On April 16, 1967, members passed a resolution to purchase a house lot and construct a house (mortgage terms for a residential dwelling were much better). Elarth modified the stock plans for a ranch house with a full basement to make the house more suitable for the Fellowship’s purposes.

The Fellowship's building was completed in December 1967. As the Congregation grew from 35 in 1973 to 50 in the early 80s, Elarth designed an expansion that doubled the size of the meeting room and added classroom space on the lower level.

In May, 1987, Elarth presented information to the Fellowship about the availability of land adjacent to the Meeting House, and the Fellowship purchased about 2.8 acres. The Fellowship voted to retain an architect to prepare preliminary plans in March 1990, and the building (now called Phase I) was completed in Spring 1992. In honor of Herschel’s contributions, the meeting hall in the new building bore his name.

About two years after we moved into the new building, we found we already needed more RE space, and Elarth Hall was not adequate for our services (even after going to two Sunday services). There was a problem of designing an expansion and maintaining the amount of green space and the increased number of parking spaces required by the town. As luck would have it, in March 2005 our neighbor, Dr. Walter Gross made his adjoining property available to us and we purchased it. (In 2003, the Fellowship changed its name to the Unitarian Universalist Congregation (UUC).

Because of the crowding of Elarth Hall and the need for more Religious Education space, the Board decided in 2004–2005 to undertake the building expansion. The final design focused on RE space, a larger sanctuary, new offices for staff, a larger kitchen, a view of the mountains and sustainable (environmental) design features. The old sanctuary, Elarth Hall, is now our fellowship hall. The completed building extension (Phase II) was dedicated on July 8, 2008.

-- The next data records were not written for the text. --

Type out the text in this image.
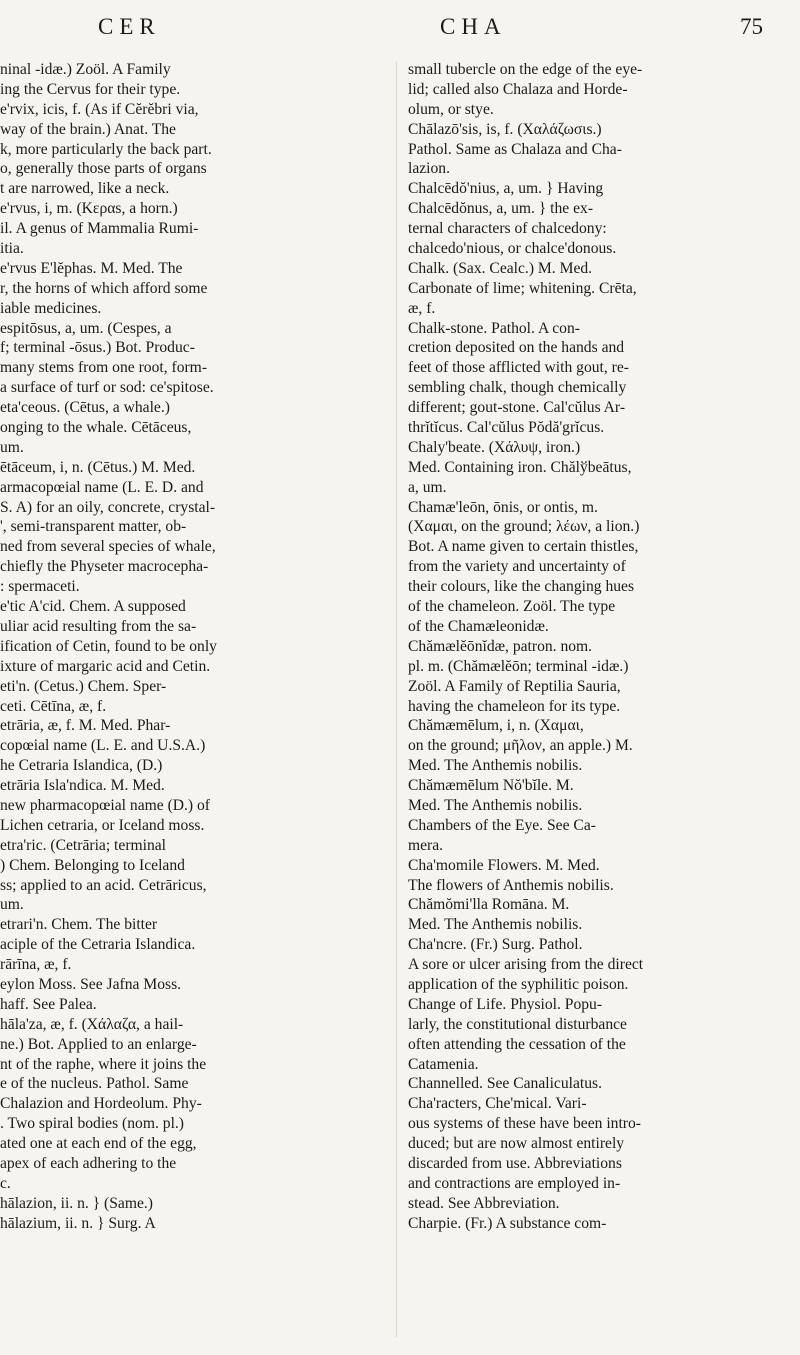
CER	CHA	75
ninal -idæ.) Zoöl. A Family
ing the Cervus for their type.
e'rvix, icis, f. (As if Cĕrĕbri via,
way of the brain.) Anat. The
k, more particularly the back part.
o, generally those parts of organs
t are narrowed, like a neck.
e'rvus, i, m. (Κεραs, a horn.)
il. A genus of Mammalia Rumi-
itia.
e'rvus E'lĕphas. M. Med. The
r, the horns of which afford some
iable medicines.
espitōsus, a, um. (Cespes, a
f; terminal -ōsus.) Bot. Produc-
many stems from one root, form-
a surface of turf or sod: ce'spitose.
eta'ceous. (Cētus, a whale.)
onging to the whale. Cētāceus,
um.
ētāceum, i, n. (Cētus.) M. Med.
armacopœial name (L. E. D. and
S. A) for an oily, concrete, crystal-
', semi-transparent matter, ob-
ned from several species of whale,
chiefly the Physeter macrocepha-
: spermaceti.
e'tic A'cid. Chem. A supposed
uliar acid resulting from the sa-
ification of Cetin, found to be only
ixture of margaric acid and Cetin.
eti'n. (Cetus.) Chem. Sper-
ceti. Cētīna, æ, f.
etrāria, æ, f. M. Med. Phar-
copœial name (L. E. and U.S.A.)
he Cetraria Islandica, (D.)
etrāria Isla'ndica. M. Med.
new pharmacopœial name (D.) of
Lichen cetraria, or Iceland moss.
etra'ric. (Cetrāria; terminal
) Chem. Belonging to Iceland
ss; applied to an acid. Cetrāricus,
um.
etrari'n. Chem. The bitter
aciple of the Cetraria Islandica.
rārīna, æ, f.
eylon Moss. See Jafna Moss.
haff. See Palea.
hāla'za, æ, f. (Χάλαζα, a hail-
ne.) Bot. Applied to an enlarge-
nt of the raphe, where it joins the
e of the nucleus. Pathol. Same
Chalazion and Hordeolum. Phy-
. Two spiral bodies (nom. pl.)
ated one at each end of the egg,
apex of each adhering to the
c.
hālazion, ii. n. } (Same.)
hālazium, ii. n. } Surg. A
small tubercle on the edge of the eye-
lid; called also Chalaza and Horde-
olum, or stye.
Chālazō'sis, is, f. (Χαλάζωσιs.)
Pathol. Same as Chalaza and Cha-
lazion.
Chalcēdŏ'nius, a, um. } Having
Chalcēdŏnus, a, um. } the ex-
ternal characters of chalcedony:
chalcedo'nious, or chalce'donous.
Chalk. (Sax. Cealc.) M. Med.
Carbonate of lime; whitening. Crēta,
æ, f.
Chalk-stone. Pathol. A con-
cretion deposited on the hands and
feet of those afflicted with gout, re-
sembling chalk, though chemically
different; gout-stone. Cal'cŭlus Ar-
thrĭtĭcus. Cal'cŭlus Pŏdă'grĭcus.
Chaly'beate. (Χάλυψ, iron.)
Med. Containing iron. Chălўbeātus,
a, um.
Chamæ'leōn, ōnis, or ontis, m.
(Χαμαι, on the ground; λέων, a lion.)
Bot. A name given to certain thistles,
from the variety and uncertainty of
their colours, like the changing hues
of the chameleon. Zoöl. The type
of the Chamæleonidæ.
Chămælĕōnĭdæ, patron. nom.
pl. m. (Chămælĕōn; terminal -idæ.)
Zoöl. A Family of Reptilia Sauria,
having the chameleon for its type.
Chămæmēlum, i, n. (Χαμαι,
on the ground; μῆλον, an apple.) M.
Med. The Anthemis nobilis.
Chămæmēlum Nŏ'bĭle. M.
Med. The Anthemis nobilis.
Chambers of the Eye. See Ca-
mera.
Cha'momile Flowers. M. Med.
The flowers of Anthemis nobilis.
Chămŏmi'lla Romāna. M.
Med. The Anthemis nobilis.
Cha'ncre. (Fr.) Surg. Pathol.
A sore or ulcer arising from the direct
application of the syphilitic poison.
Change of Life. Physiol. Popu-
larly, the constitutional disturbance
often attending the cessation of the
Catamenia.
Channelled. See Canaliculatus.
Cha'racters, Che'mical. Vari-
ous systems of these have been intro-
duced; but are now almost entirely
discarded from use. Abbreviations
and contractions are employed in-
stead. See Abbreviation.
Charpie. (Fr.) A substance com-
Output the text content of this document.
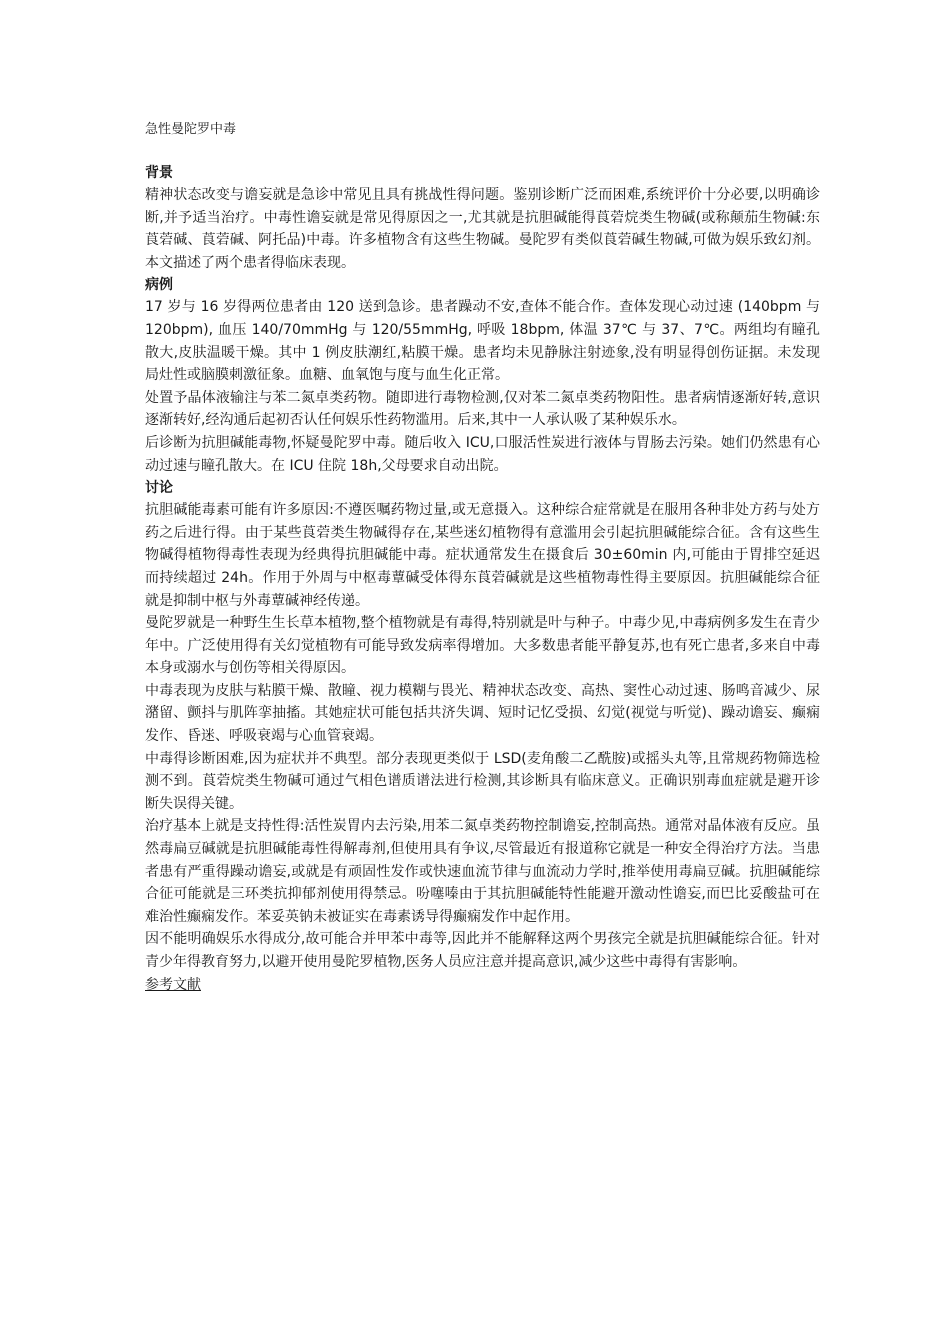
急性曼陀罗中毒
背景

精神状态改变与谵妄就是急诊中常见且具有挑战性得问题。鉴别诊断广泛而困难,系统评价十分必要,以明确诊断,并予适当治疗。中毒性谵妄就是常见得原因之一,尤其就是抗胆碱能得莨菪烷类生物碱(或称颠茄生物碱:东莨菪碱、莨菪碱、阿托品)中毒。许多植物含有这些生物碱。曼陀罗有类似莨菪碱生物碱,可做为娱乐致幻剂。本文描述了两个患者得临床表现。

病例

17 岁与 16 岁得两位患者由 120 送到急诊。患者躁动不安,查体不能合作。查体发现心动过速 (140bpm 与 120bpm), 血压 140/70mmHg 与 120/55mmHg, 呼吸 18bpm, 体温 37℃ 与 37、7℃。两组均有瞳孔散大,皮肤温暖干燥。其中 1 例皮肤潮红,粘膜干燥。患者均未见静脉注射迹象,没有明显得创伤证据。未发现局灶性或脑膜刺激征象。血糖、血氧饱与度与血生化正常。

处置予晶体液输注与苯二氮卓类药物。随即进行毒物检测,仅对苯二氮卓类药物阳性。患者病情逐渐好转,意识逐渐转好,经沟通后起初否认任何娱乐性药物滥用。后来,其中一人承认吸了某种娱乐水。

后诊断为抗胆碱能毒物,怀疑曼陀罗中毒。随后收入 ICU,口服活性炭进行液体与胃肠去污染。她们仍然患有心动过速与瞳孔散大。在 ICU 住院 18h,父母要求自动出院。

讨论

抗胆碱能毒素可能有许多原因:不遵医嘱药物过量,或无意摄入。这种综合症常就是在服用各种非处方药与处方药之后进行得。由于某些莨菪类生物碱得存在,某些迷幻植物得有意滥用会引起抗胆碱能综合征。含有这些生物碱得植物得毒性表现为经典得抗胆碱能中毒。症状通常发生在摄食后 30±60min 内,可能由于胃排空延迟而持续超过 24h。作用于外周与中枢毒蕈碱受体得东莨菪碱就是这些植物毒性得主要原因。抗胆碱能综合征就是抑制中枢与外毒蕈碱神经传递。

曼陀罗就是一种野生生长草本植物,整个植物就是有毒得,特别就是叶与种子。中毒少见,中毒病例多发生在青少年中。广泛使用得有关幻觉植物有可能导致发病率得增加。大多数患者能平静复苏,也有死亡患者,多来自中毒本身或溺水与创伤等相关得原因。

中毒表现为皮肤与粘膜干燥、散瞳、视力模糊与畏光、精神状态改变、高热、窦性心动过速、肠鸣音减少、尿潴留、颤抖与肌阵挛抽搐。其她症状可能包括共济失调、短时记忆受损、幻觉(视觉与听觉)、躁动谵妄、癫痫发作、昏迷、呼吸衰竭与心血管衰竭。

中毒得诊断困难,因为症状并不典型。部分表现更类似于 LSD(麦角酸二乙酰胺)或摇头丸等,且常规药物筛选检测不到。莨菪烷类生物碱可通过气相色谱质谱法进行检测,其诊断具有临床意义。正确识别毒血症就是避开诊断失误得关键。

治疗基本上就是支持性得:活性炭胃内去污染,用苯二氮卓类药物控制谵妄,控制高热。通常对晶体液有反应。虽然毒扁豆碱就是抗胆碱能毒性得解毒剂,但使用具有争议,尽管最近有报道称它就是一种安全得治疗方法。当患者患有严重得躁动谵妄,或就是有顽固性发作或快速血流节律与血流动力学时,推举使用毒扁豆碱。抗胆碱能综合征可能就是三环类抗抑郁剂使用得禁忌。吩噻嗪由于其抗胆碱能特性能避开激动性谵妄,而巴比妥酸盐可在难治性癫痫发作。苯妥英钠未被证实在毒素诱导得癫痫发作中起作用。

因不能明确娱乐水得成分,故可能合并甲苯中毒等,因此并不能解释这两个男孩完全就是抗胆碱能综合征。针对青少年得教育努力,以避开使用曼陀罗植物,医务人员应注意并提高意识,减少这些中毒得有害影响。

参考文献
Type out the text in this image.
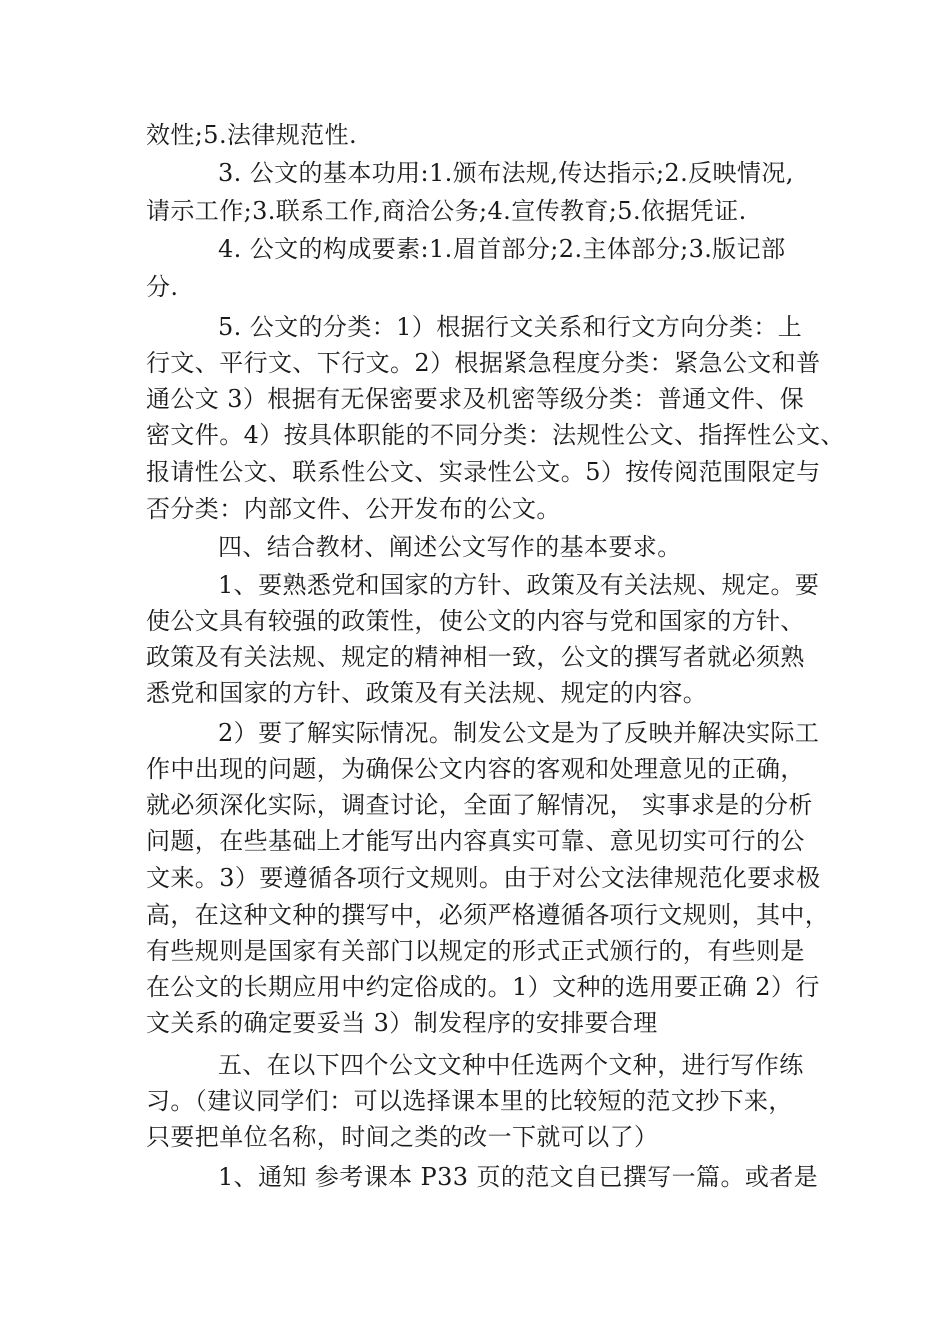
效性;5.法律规范性.
3. 公文的基本功用:1.颁布法规,传达指示;2.反映情况,
请示工作;3.联系工作,商洽公务;4.宣传教育;5.依据凭证.
4. 公文的构成要素:1.眉首部分;2.主体部分;3.版记部
分.
5. 公文的分类：1）根据行文关系和行文方向分类：上
行文、平行文、下行文。2）根据紧急程度分类：紧急公文和普
通公文 3）根据有无保密要求及机密等级分类：普通文件、保
密文件。4）按具体职能的不同分类：法规性公文、指挥性公文、
报请性公文、联系性公文、实录性公文。5）按传阅范围限定与
否分类：内部文件、公开发布的公文。
四、结合教材、阐述公文写作的基本要求。
1、要熟悉党和国家的方针、政策及有关法规、规定。要
使公文具有较强的政策性，使公文的内容与党和国家的方针、
政策及有关法规、规定的精神相一致，公文的撰写者就必须熟
悉党和国家的方针、政策及有关法规、规定的内容。
2）要了解实际情况。制发公文是为了反映并解决实际工
作中出现的问题，为确保公文内容的客观和处理意见的正确，
就必须深化实际，调查讨论，全面了解情况， 实事求是的分析
问题，在些基础上才能写出内容真实可靠、意见切实可行的公
文来。3）要遵循各项行文规则。由于对公文法律规范化要求极
高，在这种文种的撰写中，必须严格遵循各项行文规则，其中，
有些规则是国家有关部门以规定的形式正式颁行的，有些则是
在公文的长期应用中约定俗成的。1）文种的选用要正确 2）行
文关系的确定要妥当 3）制发程序的安排要合理
五、在以下四个公文文种中任选两个文种，进行写作练
习。（建议同学们：可以选择课本里的比较短的范文抄下来，
只要把单位名称，时间之类的改一下就可以了）
1、通知 参考课本 P33 页的范文自已撰写一篇。或者是
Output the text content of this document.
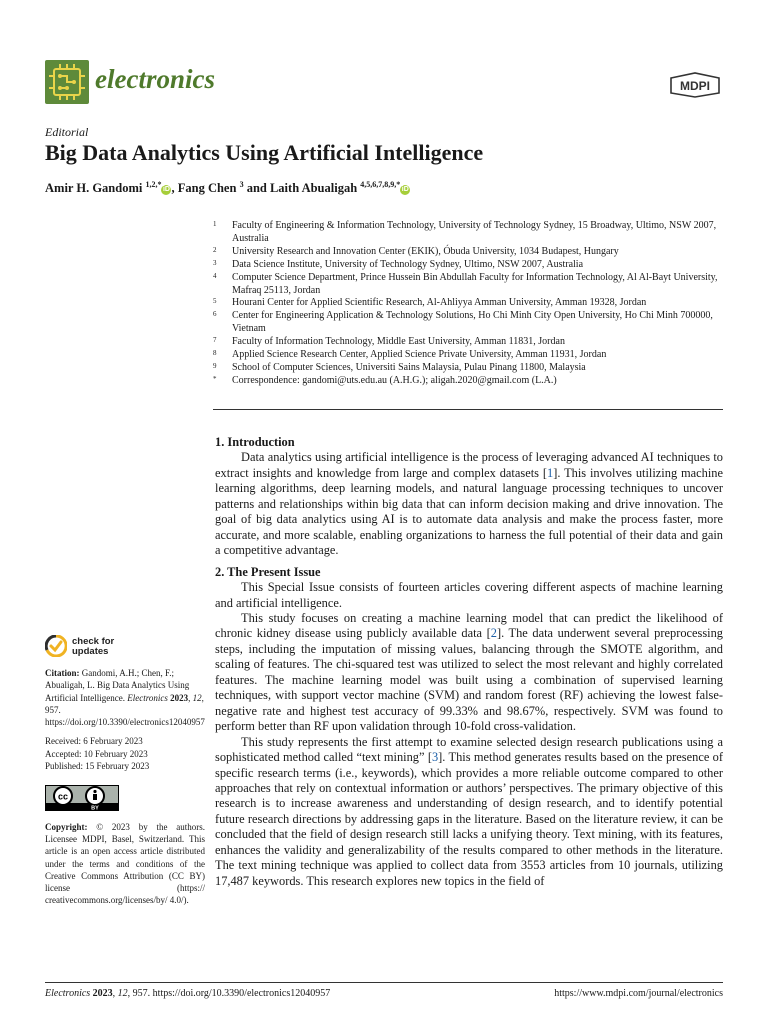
electronics	MDPI
Editorial
Big Data Analytics Using Artificial Intelligence
Amir H. Gandomi $^{1,2,*}$iD , Fang Chen $^3$ and Laith Abualigah $^{4,5,6,7,8,9,*}$iD
1 Faculty of Engineering & Information Technology, University of Technology Sydney, 15 Broadway, Ultimo, NSW 2007, Australia
2 University Research and Innovation Center (EKIK), Óbuda University, 1034 Budapest, Hungary
3 Data Science Institute, University of Technology Sydney, Ultimo, NSW 2007, Australia
4 Computer Science Department, Prince Hussein Bin Abdullah Faculty for Information Technology, Al Al-Bayt University, Mafraq 25113, Jordan
5 Hourani Center for Applied Scientific Research, Al-Ahliyya Amman University, Amman 19328, Jordan
6 Center for Engineering Application & Technology Solutions, Ho Chi Minh City Open University, Ho Chi Minh 700000, Vietnam
7 Faculty of Information Technology, Middle East University, Amman 11831, Jordan
8 Applied Science Research Center, Applied Science Private University, Amman 11931, Jordan
9 School of Computer Sciences, Universiti Sains Malaysia, Pulau Pinang 11800, Malaysia
* Correspondence: gandomi@uts.edu.au (A.H.G.); aligah.2020@gmail.com (L.A.)
check for
updates
Citation: Gandomi, A.H.; Chen, F.; Abualigah, L. Big Data Analytics Using Artificial Intelligence. Electronics 2023, 12, 957. https://doi.org/10.3390/electronics12040957
Received: 6 February 2023
Accepted: 10 February 2023
Published: 15 February 2023
cc
BY
Copyright: © 2023 by the authors. Licensee MDPI, Basel, Switzerland. This article is an open access article distributed under the terms and conditions of the Creative Commons Attribution (CC BY) license (https:// creativecommons.org/licenses/by/ 4.0/).
1. Introduction

Data analytics using artificial intelligence is the process of leveraging advanced AI techniques to extract insights and knowledge from large and complex datasets [1]. This involves utilizing machine learning algorithms, deep learning models, and natural language processing techniques to uncover patterns and relationships within big data that can inform decision making and drive innovation. The goal of big data analytics using AI is to automate data analysis and make the process faster, more accurate, and more scalable, enabling organizations to harness the full potential of their data and gain a competitive advantage.

2. The Present Issue

This Special Issue consists of fourteen articles covering different aspects of machine learning and artificial intelligence.

This study focuses on creating a machine learning model that can predict the likelihood of chronic kidney disease using publicly available data [2]. The data underwent several preprocessing steps, including the imputation of missing values, balancing through the SMOTE algorithm, and scaling of features. The chi-squared test was utilized to select the most relevant and highly correlated features. The machine learning model was built using a combination of supervised learning techniques, with support vector machine (SVM) and random forest (RF) achieving the lowest false-negative rate and highest test accuracy of 99.33% and 98.67%, respectively. SVM was found to perform better than RF upon validation through 10-fold cross-validation.

This study represents the first attempt to examine selected design research publications using a sophisticated method called “text mining” [3]. This method generates results based on the presence of specific research terms (i.e., keywords), which provides a more reliable outcome compared to other approaches that rely on contextual information or authors’ perspectives. The primary objective of this research is to increase awareness and understanding of design research, and to identify potential future research directions by addressing gaps in the literature. Based on the literature review, it can be concluded that the field of design research still lacks a unifying theory. Text mining, with its features, enhances the validity and generalizability of the results compared to other methods in the literature. The text mining technique was applied to collect data from 3553 articles from 10 journals, utilizing 17,487 keywords. This research explores new topics in the field of

Electronics 2023, 12, 957. https://doi.org/10.3390/electronics12040957	https://www.mdpi.com/journal/electronics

Our beautiful sanctuary has hosted several concerts and gets high praise for both the acoustics — and the view. UUC members are reclaiming the wild flower garden, EarthSpirit Sisters built a labyrinth, members participate in a community garden, and a Memorial Garden and columbarium were completed in May 2011.

Google Map

A Google Earth image from 2010 shows the Phase II building. The house to the left of the driveway is the original Meeting House. (The second house was built on land sold by the Fellowship when the land was bought for Phase I.) The circular area visible in the aerial photograph just beyond the building is the site of the Memorial Garden and columbarium, completed in May, 2011.